The exhibition’s 135 works shed light on yoga’s meanings and philosophical depth, the practice’s significance within Indian culture and religion, its movements across communities, and the artists who transformed profound concepts into material form.

What Is Yoga?

The practice of yoga has varied in different times and places. Growing and changing while retaining—and often reinvigorating—key practices, it developed out of a variety of South Asian sources that coalesced over the centuries into a number of distinct traditions.

Between about 500 and 200 BCE, wandering ascetics developed practices for controlling the body and breath as a means of stilling the mind. Their goal was to transcend the suffering inherent in human existence. Texts from around 400–200 BCE laid the groundwork for much of what later came to constitute yoga. These texts introduced the concept of an individual self that is equivalent to the all-encompassing Absolute, a supreme, immeasurable, and transcendent essence that permeates all creation. A yogic physiology of the body was also first outlined in this period.

A pivotal text, the Yoga Sutras by Patanjali, was compiled between the second and fourth centuries from earlier yoga and meditation traditions. Its overarching purpose, as with nearly every other Indian religious and philosophical system, was to resolve the problem of suffering. In subsequent centuries, numerous traditions emerged, including new texts that adapted, expanded, and reinterpreted the knowledge base that constitutes yoga.

The Origins of Yoga

Over the past 120 years, these traditions have been adapted by Indian as well as Western teachers into the many paths of yoga familiar to modern practitioners. The range of practices that we know as yoga today is the product of some 2,500 years of transformation.

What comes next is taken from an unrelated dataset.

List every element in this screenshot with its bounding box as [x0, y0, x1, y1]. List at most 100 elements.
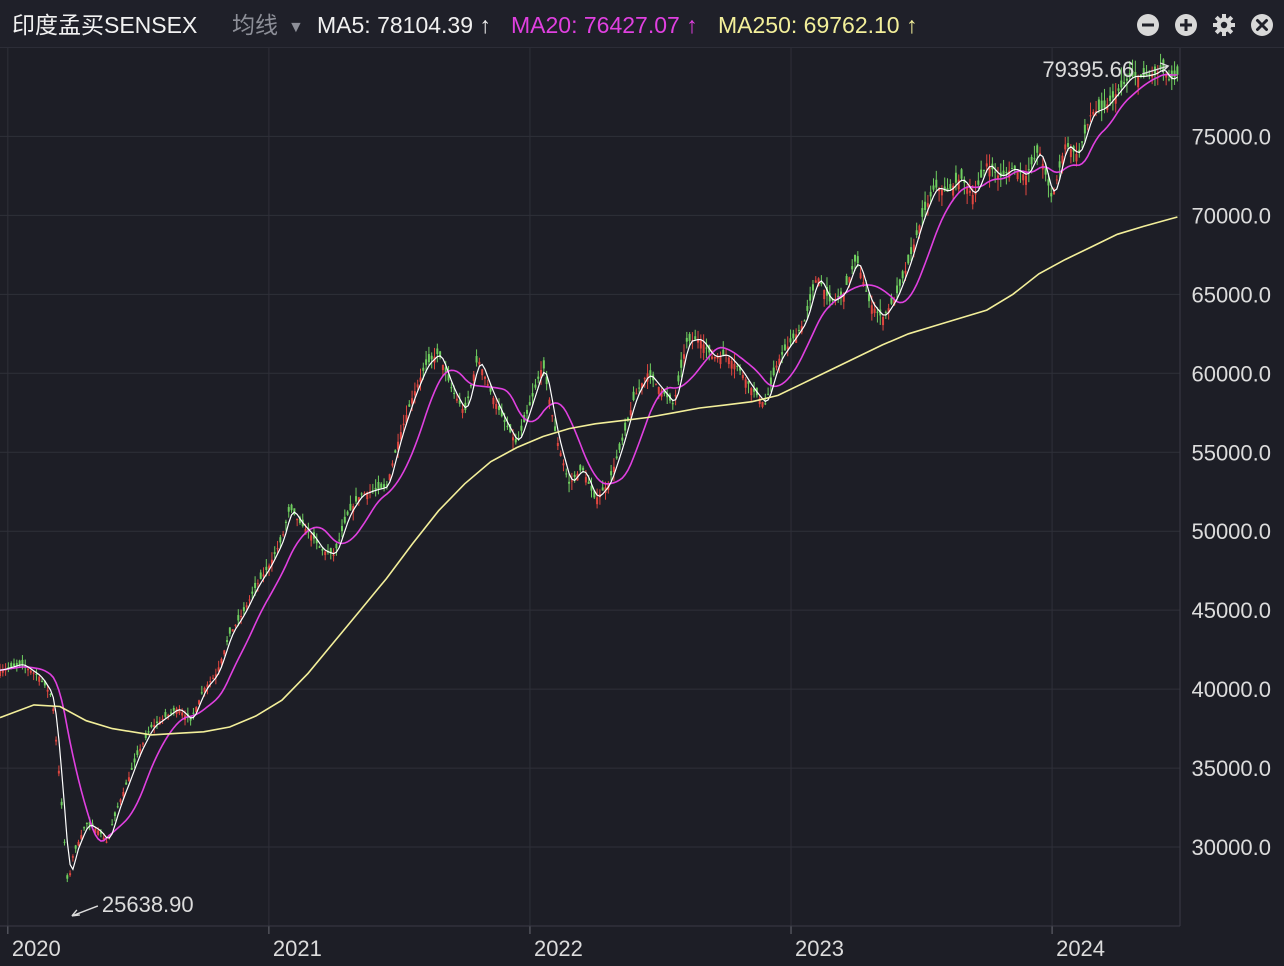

Yoga’s origins are debated. Composed around 2000–1000 BCE, the Vedas, collections of lyric verses in Sanskrit that constitute the primary texts of orthodox Hinduism, contain fleeting references to flying long-haired sages that suggest an ancient mystic tradition. But it is not until centuries later, between 500 and 200 BCE, that we find the strongest evidence for the emergence of yogic techniques and goals.

In northern India, men and women seeking to transcend suffering renounced society to devote themselves to meditation and austerities. Building on tenets of the Vedas, these renouncers shared a belief in the perpetual cycle of inherently painful lives (samsara) and in the idea that actions produce results (karma). Their radical insight was that their bodies and minds contained the potential to correctly perceive reality. Upon attaining this perception, they believed they would become enlightened—blissfully released from the cycle of suffering.

Hindus, Jains, and Buddhists—followers of ancient India’s main religions—developed traditions for worshiping enlightened renouncers, and monks, nuns, and lay people began commissioning images of these figures. The earliest images are Jain and date to the third century BCE, around the time that the Hindu Kathaka Upanishad, the first systematic account of yoga, was composed.